Mitchell Zuklie, chairman of global law firm Orrick and adviser to VC firms and tech companies

Zuklie says he started boxing after noticing a couple of his clients "looked more fit and seemed more comfortable in meetings." They sent him to Michael the Boxer. 

Lukas Biewald, co-founder and CEO of CrowdFlower

"When I'm afraid, I attack," Biewald says. "It's not brave; it's crazy and impulsive. I have the same problem at work." Boxing has taught him to step back. "I think it's been fear that has made me super aggressive," he says. "Now, when I start feeling uncomfortable or nervous, I recognize that."

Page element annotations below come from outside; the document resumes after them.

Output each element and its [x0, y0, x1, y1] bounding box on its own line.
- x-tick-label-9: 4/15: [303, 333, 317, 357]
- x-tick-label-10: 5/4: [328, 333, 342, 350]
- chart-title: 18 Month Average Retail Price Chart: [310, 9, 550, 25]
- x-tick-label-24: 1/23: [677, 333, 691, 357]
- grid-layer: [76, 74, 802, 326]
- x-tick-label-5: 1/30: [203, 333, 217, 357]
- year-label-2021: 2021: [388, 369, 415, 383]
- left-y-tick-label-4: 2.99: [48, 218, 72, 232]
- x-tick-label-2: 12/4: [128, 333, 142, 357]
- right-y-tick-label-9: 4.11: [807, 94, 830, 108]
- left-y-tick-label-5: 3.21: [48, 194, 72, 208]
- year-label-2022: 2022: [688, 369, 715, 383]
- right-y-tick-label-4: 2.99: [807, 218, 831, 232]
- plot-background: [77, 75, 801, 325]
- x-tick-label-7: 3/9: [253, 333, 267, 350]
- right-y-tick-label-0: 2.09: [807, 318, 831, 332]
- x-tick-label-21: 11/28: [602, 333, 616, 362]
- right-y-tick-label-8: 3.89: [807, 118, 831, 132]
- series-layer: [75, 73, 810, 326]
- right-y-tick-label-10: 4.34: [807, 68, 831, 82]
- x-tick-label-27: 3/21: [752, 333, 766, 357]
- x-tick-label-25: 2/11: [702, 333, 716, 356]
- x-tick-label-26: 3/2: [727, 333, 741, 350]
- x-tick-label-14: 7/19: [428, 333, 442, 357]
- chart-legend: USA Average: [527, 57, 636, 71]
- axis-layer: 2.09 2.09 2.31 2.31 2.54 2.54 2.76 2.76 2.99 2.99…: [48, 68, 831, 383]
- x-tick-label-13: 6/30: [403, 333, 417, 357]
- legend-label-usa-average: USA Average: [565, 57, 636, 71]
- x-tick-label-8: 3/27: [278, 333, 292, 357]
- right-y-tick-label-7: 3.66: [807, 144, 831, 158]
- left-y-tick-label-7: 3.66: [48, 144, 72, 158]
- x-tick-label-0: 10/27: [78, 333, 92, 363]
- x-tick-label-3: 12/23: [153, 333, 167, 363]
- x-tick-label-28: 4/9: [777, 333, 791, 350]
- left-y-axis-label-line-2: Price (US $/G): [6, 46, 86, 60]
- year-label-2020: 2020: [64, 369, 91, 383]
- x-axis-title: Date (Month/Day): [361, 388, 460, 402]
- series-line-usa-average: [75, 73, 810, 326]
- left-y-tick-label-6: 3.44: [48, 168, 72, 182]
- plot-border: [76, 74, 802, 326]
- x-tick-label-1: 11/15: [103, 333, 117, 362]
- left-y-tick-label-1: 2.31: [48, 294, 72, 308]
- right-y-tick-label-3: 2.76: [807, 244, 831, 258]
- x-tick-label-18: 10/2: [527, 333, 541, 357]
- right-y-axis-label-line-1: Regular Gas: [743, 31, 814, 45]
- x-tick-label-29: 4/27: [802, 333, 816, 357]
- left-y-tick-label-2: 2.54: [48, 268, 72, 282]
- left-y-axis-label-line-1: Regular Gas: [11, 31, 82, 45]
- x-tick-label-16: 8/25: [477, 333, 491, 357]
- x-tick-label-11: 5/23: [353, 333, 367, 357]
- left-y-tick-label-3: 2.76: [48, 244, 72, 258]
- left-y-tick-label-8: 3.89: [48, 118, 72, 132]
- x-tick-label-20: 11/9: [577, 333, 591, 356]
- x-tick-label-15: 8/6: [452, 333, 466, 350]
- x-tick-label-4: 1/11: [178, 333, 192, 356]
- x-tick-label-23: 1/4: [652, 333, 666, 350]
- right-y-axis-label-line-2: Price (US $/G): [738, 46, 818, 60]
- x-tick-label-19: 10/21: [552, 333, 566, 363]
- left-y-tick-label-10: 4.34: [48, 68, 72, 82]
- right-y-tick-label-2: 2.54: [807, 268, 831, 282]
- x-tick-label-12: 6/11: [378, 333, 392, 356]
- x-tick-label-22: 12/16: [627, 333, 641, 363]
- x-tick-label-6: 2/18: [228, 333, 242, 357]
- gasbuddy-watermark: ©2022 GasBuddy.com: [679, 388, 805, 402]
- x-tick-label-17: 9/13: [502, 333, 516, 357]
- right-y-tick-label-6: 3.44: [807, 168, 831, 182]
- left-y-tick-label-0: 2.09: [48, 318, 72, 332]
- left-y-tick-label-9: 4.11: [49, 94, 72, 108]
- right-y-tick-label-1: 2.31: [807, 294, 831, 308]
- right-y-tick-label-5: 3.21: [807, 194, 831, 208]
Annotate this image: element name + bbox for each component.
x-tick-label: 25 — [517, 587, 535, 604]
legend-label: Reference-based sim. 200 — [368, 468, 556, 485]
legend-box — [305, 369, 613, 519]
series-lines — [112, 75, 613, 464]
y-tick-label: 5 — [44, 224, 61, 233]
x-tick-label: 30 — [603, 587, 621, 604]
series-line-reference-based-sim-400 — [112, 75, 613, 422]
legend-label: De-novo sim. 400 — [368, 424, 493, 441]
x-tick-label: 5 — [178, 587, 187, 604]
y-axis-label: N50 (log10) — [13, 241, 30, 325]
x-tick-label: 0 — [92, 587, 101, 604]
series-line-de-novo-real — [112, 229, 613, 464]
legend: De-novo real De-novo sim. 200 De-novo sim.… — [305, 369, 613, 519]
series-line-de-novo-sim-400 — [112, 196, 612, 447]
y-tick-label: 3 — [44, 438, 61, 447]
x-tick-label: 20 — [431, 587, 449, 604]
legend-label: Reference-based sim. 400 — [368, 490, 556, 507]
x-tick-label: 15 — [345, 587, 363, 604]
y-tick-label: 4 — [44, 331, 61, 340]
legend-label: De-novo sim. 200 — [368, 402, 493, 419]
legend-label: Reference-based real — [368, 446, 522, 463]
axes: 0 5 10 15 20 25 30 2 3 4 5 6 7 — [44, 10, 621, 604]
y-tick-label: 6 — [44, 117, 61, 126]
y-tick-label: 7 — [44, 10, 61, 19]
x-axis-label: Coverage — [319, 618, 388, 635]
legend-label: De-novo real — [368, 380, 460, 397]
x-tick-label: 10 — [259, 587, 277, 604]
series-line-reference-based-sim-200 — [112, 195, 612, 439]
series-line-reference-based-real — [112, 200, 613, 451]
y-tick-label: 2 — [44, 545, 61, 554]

Here, Biewald drills at the Michael the Boxer gym in San Francisco.

"Challenges in the boardroom seem really small compared to three minutes of someone actually trying to hurt me in the ring," Biewald says.

David Chen, co-founder of NunaHealth, a health care analytics start-up

On a typical day, Chen spends up to 14 hours writing code; he started boxing as much to turn off his brain as to work on his body. "You don't think about code," Chen says.

"You don’t think about work. You think about the best way to hit a bag. It makes me less neurotic." Here, Michael Onello, gym owner and guru, coaches Chen.